Mutations of calcium voltage-gated channel subunit alpha1 E (CACNA1E), catenin beta 1 (CTNNB1), ryanodine receptor 2 (RYR2), tumor suppressor protein p53 (TP53), and Titin (TTN) altered PD-1/PD-L1/PD-L2 expression profiles in HCC. PD-1/PD-L1/PD-L2 related genes were mainly enriched in biological processes of T cell activation, cell-cell adhesion, and other important lymphocyte effects. In addition, PD-1/PD-L1/PD-L2 was related with immune infiltration of CD8 T cells, cytotoxic lymphocytes, fibroblasts, and myeloid dendritic cells. Immune checkpoints CTLA4, CD27, CD80, CD86, and CD28 were significantly correlated with PD-1/PD-L1/PD-L2 axis. Clinically, PD-1 and PD-L2 expression was correlated with recurrence (P = 0.005 for both), but there was no significant correlation between PD-1/PD-L1/PD-L2 expression and HCC patient survival.

Research conclusions

Mutations of key genes influence PD-1/PD-L1/PD-L2 expression. PD-1/PD-L1/PD-L2 related genes participate in T cell activation, cell-cell adhesion, and other important lymphocyte effects. Correlation of PD-1/PD-L1/PD-L2 with immune infiltration and other immune checkpoints would expand our understanding of promising anti-PD-1 immunotherapy.

Research perspectives

Mutations of CACNA1E, CTNNB1, RYR2, TP53, and TTN altered PD-1/PD-L1/PD-L2 expression profiles in HCC. The limitation on the effect of mutations on gene expression is that only statistical differences have been observed so far. We will conduct follow-up research on its detailed mechanism. PD-1/PD-L1/PD-L2 related genes were enriched in biological processes of T cell activation, cell-cell adhesion, and other important lymphocyte effects.
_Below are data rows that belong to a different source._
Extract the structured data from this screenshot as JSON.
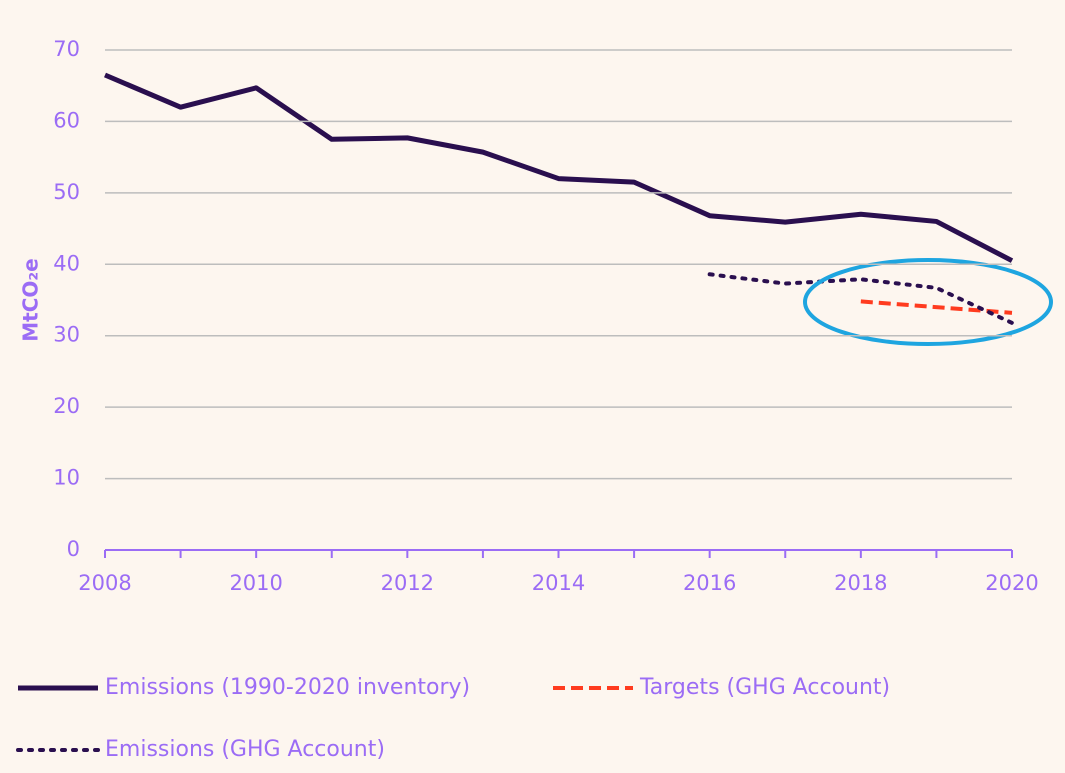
{
  "chart_data": {
    "type": "line",
    "ylabel": "MtCO₂e",
    "xlim": [
      2008,
      2020
    ],
    "xticks": [
      2008,
      2010,
      2012,
      2014,
      2016,
      2018,
      2020
    ],
    "ylim": [
      0,
      70
    ],
    "yticks": [
      0,
      10,
      20,
      30,
      40,
      50,
      60,
      70
    ],
    "grid": true,
    "series": [
      {
        "name": "Emissions (1990-2020 inventory)",
        "color": "#2a0f4f",
        "style": "solid",
        "x": [
          2008,
          2009,
          2010,
          2011,
          2012,
          2013,
          2014,
          2015,
          2016,
          2017,
          2018,
          2019,
          2020
        ],
        "values": [
          66.5,
          62,
          64.7,
          57.5,
          57.7,
          55.7,
          52,
          51.5,
          46.8,
          45.9,
          47,
          46,
          40.5
        ]
      },
      {
        "name": "Targets (GHG Account)",
        "color": "#ff3b1f",
        "style": "dashed",
        "x": [
          2018,
          2020
        ],
        "values": [
          34.8,
          33.2
        ]
      },
      {
        "name": "Emissions (GHG Account)",
        "color": "#2a0f4f",
        "style": "dotted",
        "x": [
          2016,
          2017,
          2018,
          2019,
          2020
        ],
        "values": [
          38.6,
          37.3,
          37.9,
          36.7,
          31.8
        ]
      }
    ]
  }
}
In addition, PD-1/PD-L1/PD-L2 was related with immune infiltration of CD8 T cells, cytotoxic lymphocytes, fibroblasts, and myeloid dendritic cells. Immune checkpoints CTLA4, CD27, CD80, CD86, and CD28 were significantly correlated with PD-1/PD-L1/PD-L2 axis. Clinically, PD-1 and PD-L2 expression was correlated with recurrence, but there was no significant correlation between PD-1/PD-L1/PD-L2 and survival of HCC patients.